Morning Report: More on Friday’s jobs report

Vital Statistics:


Last Change
S&P futures 2756 0.4
Eurostoxx index 371.87 1.24
Oil (WTI) 56.47 0.4
10 year government bond yield 2.65%
30 year fixed rate mortgage 4.32%


Stocks are flattish on no real news. Bonds and MBS are flat.


The upcoming week has a lot of economic data, however most of it is not housing related, and probably won’t be market-moving either. The biggest housing-related number will be new home sales and construction spending. We will also get inflation data and industrial production.


Friday’s payroll number was a definite downward surprise, and the question is whether this indicates a slowing labor market? Extremely low job prints happen occasionally we had sub-20k months in Sep 2017 and May 2016. Both prints ended up being a blip, and there is a good chance this gets revised upward in next month’s number. The number to take away from the jobs report is the increase in average hourly earnings. Average hourly earnings are a notoriously non-volatile series, and this one keeps inexorably increasing by larger and larger amounts.


average hourly earnings


Just because the US economy is doing relatively well, that doesn’t mean things are rosy overseas. China has had some bad days in the stock market, and the cracks are starting to appear in the economy. In Europe, the German Bund yield (The European benchmark) is about to go negative. Growth estimates have been slashed from 1.7% to 1.1%. So there is a bit of a global slowdown, and it means that we will probably take some shrapnel in the form of lower rates.


CFPB Chair Kathy Kraninger appeared before the House Financial Services Committee last week, and the commentary broke down along partisan lines. Democrats, pining for the Cordray days, had a laundry list of complaints, ranging from a de-emphasis on payday lenders to kvetching about changes in internal reporting lines. Republicans generally supported her and the agency’s end of regulation by enforcement. Kraninger reaffirmed the Agency’s commitment to chasing bad financial actors.

14 Responses

  1. Leaving aside the actual merits of the policy, I wonder if Warren appreciates that the government and the Democratic party as institutions may not have as much credibility with the public as the targets of her proposed anti-trust actions.

    Liked by 1 person

    • This is all about forcing the these companies to de-platform the right


      • I don’t see how that applies to Apple. If anything, forcing them to open up the Apple app store or allow unapproved applications to be installed would do the opposite.

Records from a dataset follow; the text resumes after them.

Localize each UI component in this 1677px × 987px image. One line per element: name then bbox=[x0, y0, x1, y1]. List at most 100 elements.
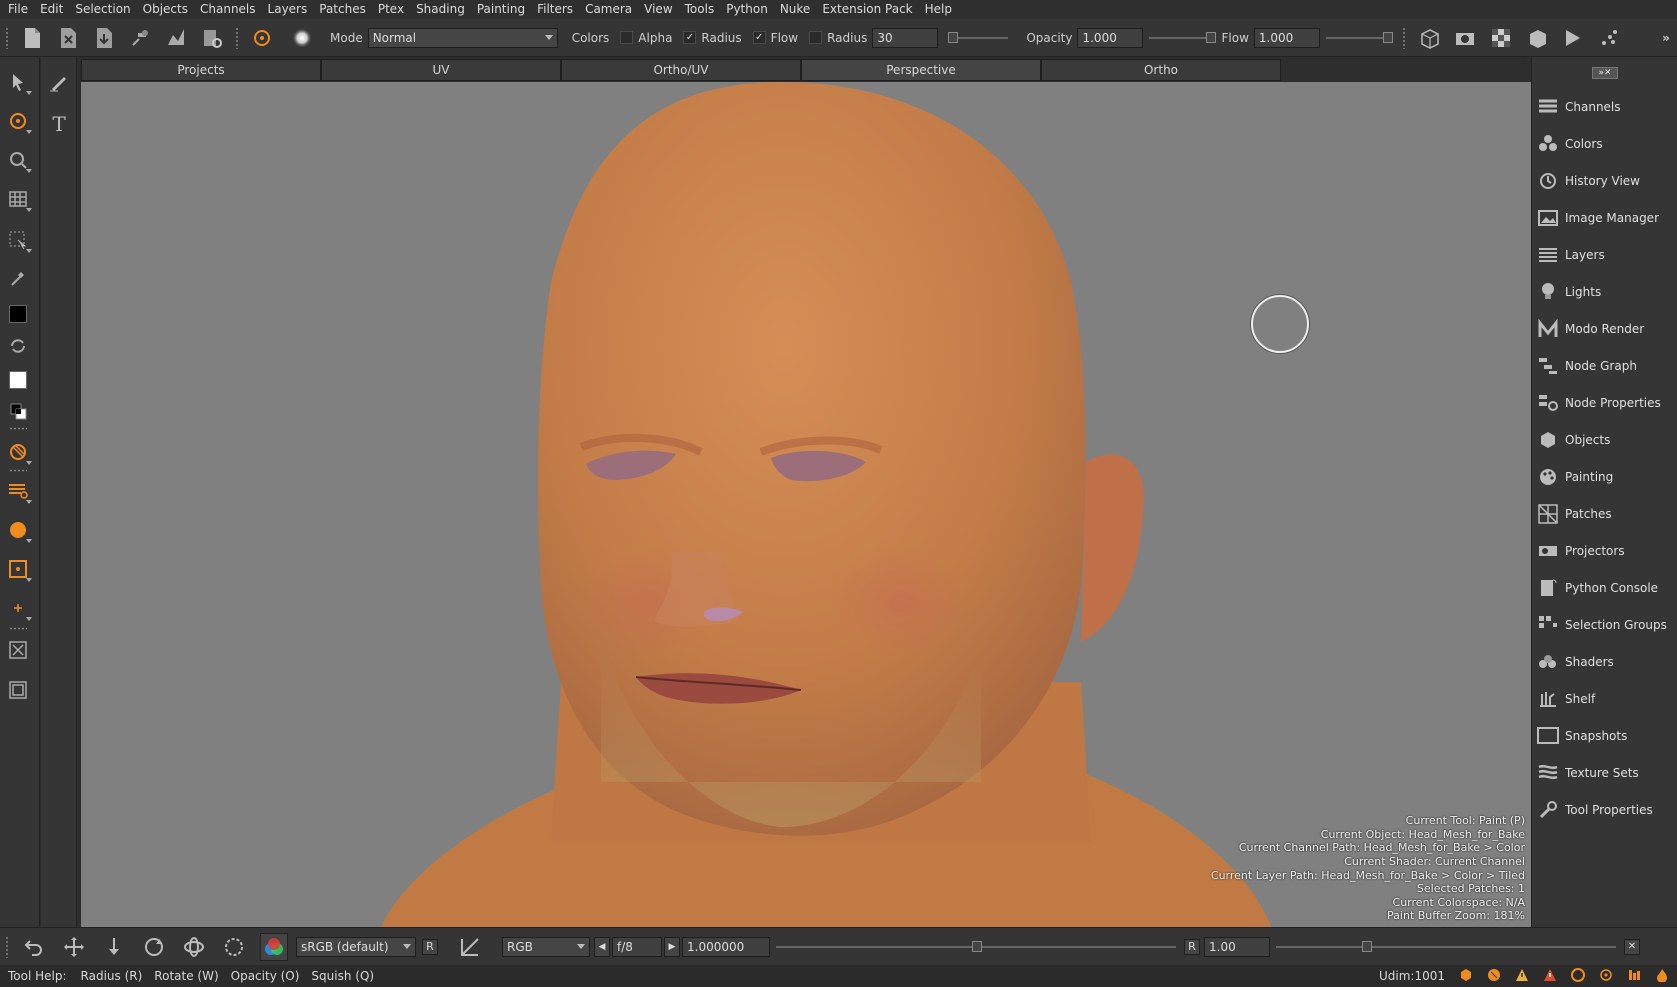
fstop-increment-button[interactable]: ▶ bbox=[664, 936, 680, 957]
menu-shading[interactable]: Shading bbox=[410, 0, 471, 19]
sidebar-item-tool-properties[interactable]: Tool Properties bbox=[1537, 794, 1677, 826]
pin-tool-icon[interactable] bbox=[128, 26, 152, 50]
radius-slider[interactable] bbox=[948, 31, 1009, 43]
opacity-slider[interactable] bbox=[1149, 31, 1217, 43]
status-flame-icon[interactable] bbox=[1655, 968, 1669, 985]
bake-buffer-icon[interactable] bbox=[0, 673, 36, 707]
status-warning-icon[interactable] bbox=[1515, 968, 1529, 985]
brush-preview-icon[interactable] bbox=[290, 26, 314, 50]
bottom-grip-icon[interactable] bbox=[5, 935, 9, 958]
sidebar-item-painting[interactable]: Painting bbox=[1537, 461, 1677, 493]
flow-checkbox[interactable]: ✓ bbox=[752, 31, 766, 44]
menu-python[interactable]: Python bbox=[720, 0, 774, 19]
menu-tools[interactable]: Tools bbox=[679, 0, 721, 19]
exposure-icon[interactable] bbox=[456, 933, 484, 961]
sidebar-item-projectors[interactable]: Projectors bbox=[1537, 535, 1677, 567]
gain-field[interactable]: 1.000000 bbox=[682, 936, 770, 957]
bottom-close-button[interactable]: ✕ bbox=[1624, 938, 1640, 955]
tab-perspective[interactable]: Perspective bbox=[801, 59, 1041, 81]
status-warning-icon-2[interactable] bbox=[1543, 968, 1557, 985]
rotate-icon[interactable] bbox=[140, 933, 168, 961]
menu-view[interactable]: View bbox=[638, 0, 678, 19]
fstop-decrement-button[interactable]: ◀ bbox=[594, 936, 610, 957]
paint-tool-icon[interactable] bbox=[0, 104, 36, 138]
status-memory-icon[interactable] bbox=[1627, 968, 1641, 985]
wireframe-cube-icon[interactable] bbox=[1417, 26, 1441, 50]
fstop-field[interactable]: f/8 bbox=[612, 936, 662, 957]
save-file-icon[interactable] bbox=[92, 26, 116, 50]
render-flag-icon[interactable] bbox=[1561, 26, 1585, 50]
text-tool-icon[interactable]: T bbox=[41, 107, 77, 141]
drop-down-arrow-icon[interactable] bbox=[100, 933, 128, 961]
tab-uv[interactable]: UV bbox=[321, 59, 561, 81]
scatter-icon[interactable] bbox=[1597, 26, 1621, 50]
clear-buffer-icon[interactable] bbox=[0, 633, 36, 667]
sidebar-item-modo-render[interactable]: Modo Render bbox=[1537, 313, 1677, 345]
gamma-field[interactable]: 1.00 bbox=[1204, 936, 1270, 957]
new-file-icon[interactable] bbox=[20, 26, 44, 50]
menu-file[interactable]: File bbox=[2, 0, 34, 19]
sidebar-item-texture-sets[interactable]: Texture Sets bbox=[1537, 757, 1677, 789]
color-channels-icon[interactable] bbox=[260, 932, 288, 961]
panel-collapse-icon[interactable]: »✕ bbox=[1592, 67, 1618, 79]
menu-extension-pack[interactable]: Extension Pack bbox=[816, 0, 918, 19]
toolbar-grip-icon-3[interactable] bbox=[1401, 26, 1406, 49]
status-brush-icon[interactable] bbox=[1487, 968, 1501, 985]
sidebar-item-patches[interactable]: Patches bbox=[1537, 498, 1677, 530]
flow-field[interactable]: 1.000 bbox=[1253, 27, 1320, 48]
checker-icon[interactable] bbox=[1489, 26, 1513, 50]
swap-colors-icon[interactable] bbox=[0, 329, 36, 363]
toolbar-overflow-icon[interactable]: » bbox=[1659, 26, 1673, 50]
menu-selection[interactable]: Selection bbox=[69, 0, 136, 19]
channel-dropdown[interactable]: RGB bbox=[502, 936, 590, 957]
menu-layers[interactable]: Layers bbox=[262, 0, 314, 19]
tab-ortho[interactable]: Ortho bbox=[1041, 59, 1281, 81]
camera-mask-icon[interactable] bbox=[1453, 26, 1477, 50]
transform-tool-icon[interactable] bbox=[164, 26, 188, 50]
sidebar-item-lights[interactable]: Lights bbox=[1537, 276, 1677, 308]
toolbar-grip-icon-2[interactable] bbox=[235, 26, 239, 49]
perspective-viewport[interactable]: Current Tool: Paint (P) Current Object: … bbox=[81, 82, 1531, 927]
tab-ortho-uv[interactable]: Ortho/UV bbox=[561, 59, 801, 81]
bake-mode-icon[interactable] bbox=[0, 552, 36, 586]
undo-icon[interactable] bbox=[20, 933, 48, 961]
blend-mode-dropdown[interactable]: Normal bbox=[367, 27, 558, 48]
menu-help[interactable]: Help bbox=[919, 0, 958, 19]
lasso-paint-icon[interactable] bbox=[0, 435, 36, 469]
paint-through-icon[interactable] bbox=[0, 474, 36, 508]
radius-checkbox[interactable]: ✓ bbox=[683, 31, 697, 44]
sidebar-item-shaders[interactable]: Shaders bbox=[1537, 646, 1677, 678]
sidebar-item-objects[interactable]: Objects bbox=[1537, 424, 1677, 456]
tab-projects[interactable]: Projects bbox=[81, 59, 321, 81]
menu-edit[interactable]: Edit bbox=[34, 0, 69, 19]
solid-cube-icon[interactable] bbox=[1525, 26, 1549, 50]
colorspace-reset-button[interactable]: R bbox=[422, 938, 438, 955]
close-file-icon[interactable] bbox=[56, 26, 80, 50]
move-icon[interactable] bbox=[60, 933, 88, 961]
menu-channels[interactable]: Channels bbox=[194, 0, 262, 19]
sidebar-item-selection-groups[interactable]: Selection Groups bbox=[1537, 609, 1677, 641]
eyedropper-icon[interactable] bbox=[0, 261, 36, 295]
sidebar-item-history-view[interactable]: History View bbox=[1537, 165, 1677, 197]
flow-slider[interactable] bbox=[1325, 31, 1393, 43]
gamma-slider[interactable] bbox=[1276, 940, 1616, 952]
pen-tool-icon[interactable] bbox=[41, 65, 77, 99]
orbit-icon[interactable] bbox=[180, 933, 208, 961]
default-colors-icon[interactable] bbox=[0, 394, 36, 428]
sidebar-item-image-manager[interactable]: Image Manager bbox=[1537, 202, 1677, 234]
gain-slider[interactable] bbox=[776, 940, 1176, 952]
menu-filters[interactable]: Filters bbox=[531, 0, 579, 19]
cursor-crosshair-icon[interactable] bbox=[0, 591, 36, 625]
menu-ptex[interactable]: Ptex bbox=[372, 0, 410, 19]
foreground-color-swatch[interactable] bbox=[0, 297, 36, 331]
status-hex-icon[interactable] bbox=[1459, 968, 1473, 985]
sidebar-item-layers[interactable]: Layers bbox=[1537, 239, 1677, 271]
lasso-select-icon[interactable] bbox=[220, 933, 248, 961]
sidebar-item-python-console[interactable]: Python Console bbox=[1537, 572, 1677, 604]
menu-painting[interactable]: Painting bbox=[471, 0, 531, 19]
sidebar-item-shelf[interactable]: Shelf bbox=[1537, 683, 1677, 715]
grid-tool-icon[interactable] bbox=[0, 182, 36, 216]
radius-pressure-checkbox[interactable] bbox=[809, 31, 823, 44]
sidebar-item-node-graph[interactable]: Node Graph bbox=[1537, 350, 1677, 382]
radius-field[interactable]: 30 bbox=[872, 27, 939, 48]
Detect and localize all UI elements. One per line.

        Not everything is about straight partisan politics.

        It will be interesting to see if Warren applies her analysis of platforms and content co-ownership to Hollywood and threatens anti-trust action against Disney or Netflix for owning the content and the platform and leveraging one to grow the other.

        Liked by 1 person

    • What are her future political aspirations? Attacking the biggest collective pools of progressive wealth in the country does not seem like the behavior of someone who plans to be elected supreme ruler and overlord one day.


  2. Read Max Boot’s column. Its amazing how Trump has turned people into John McCain.


  3. How can you argue that demographics are electoral destiny while at the same time urging your side to stop having kids due to the injustice of bringing them into a world ravaged by global warming?


    • check your internal logic


    • I think there are distinct groups making those arguments even if there is some overlap. Also I think there is some “well, I’m not going to have kids, but the next generation is going to come from somewhere” argument in there.

      And, of course, immigration. Unchecked non-assimilated imlmigration will being about utopia.


  4. Serious question, how is this not cultural appropriation?